Former senator Mark Hatfield of Oregon passed away this week at the age of 89. He was one of the last of the liberal Republicans–someone who bucked his party on many issues.

But Hatfield wasn’t simply a liberal Republican in the Nelson Rockefeller mold. He was a devout evangelical Christian, a virtual pacifist, and a “seamless garment” pro-lifer who opposed abortion and capital punishment.

Hatfield played an important role in the rise of the nascent evangelical Left in the ’70s. This article from Religion Dispatches describes his unique political outlook:

Hatfield did not embody the evangelical left perfectly; he was, after all, an anti-New Deal fiscal conservative in the Republican Party. But he pursued its unorthodox agenda in most respects. He was an unambiguous social conservative on abortion, but against capital punishment. He was an anti-war environmentalist. His populist call for “genuine political, economic, and ecological self-determination” meant reducing “excessive concentration of power” everywhere—not only in the executive branch of government and labor unions, but also in big corporations and the military.

At Reason magazine, Jesse Walker points out that Hatfield once expressed sympathy with the ultra-libertarianism of economist Murray Rothbard, even reading one of Rothbard’s articles into the Congressional Record. Hatfield was so admired on the Right and the Left that both George McGovern and Richard Nixon considered him as a potential running mate!

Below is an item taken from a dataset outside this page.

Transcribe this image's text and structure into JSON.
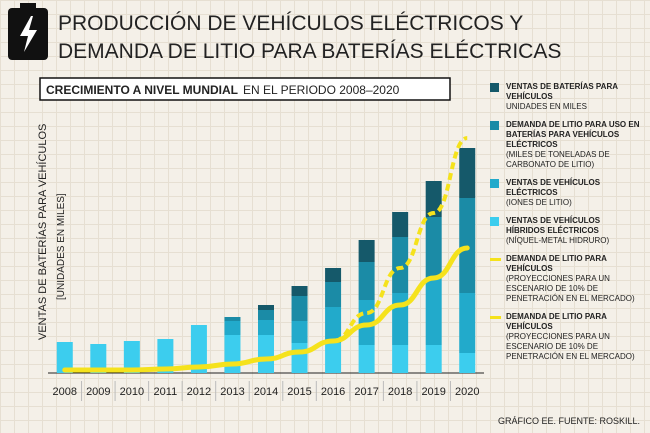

Hatfield’s outlook seemed to be equal parts evangelical Christianity and New Left counterculturalism. I’m not sure what larger lessons should be drawn from this except to note that there were times when the boundaries between Left and Right seemed much more fluid then they are now, and the role of Christianity in U.S. politics was up for grabs. An alternate history where the most influential version of Christian politics was decentralist, anti-war, environmentalist, and consistently pro-life would certainly be an interesting one.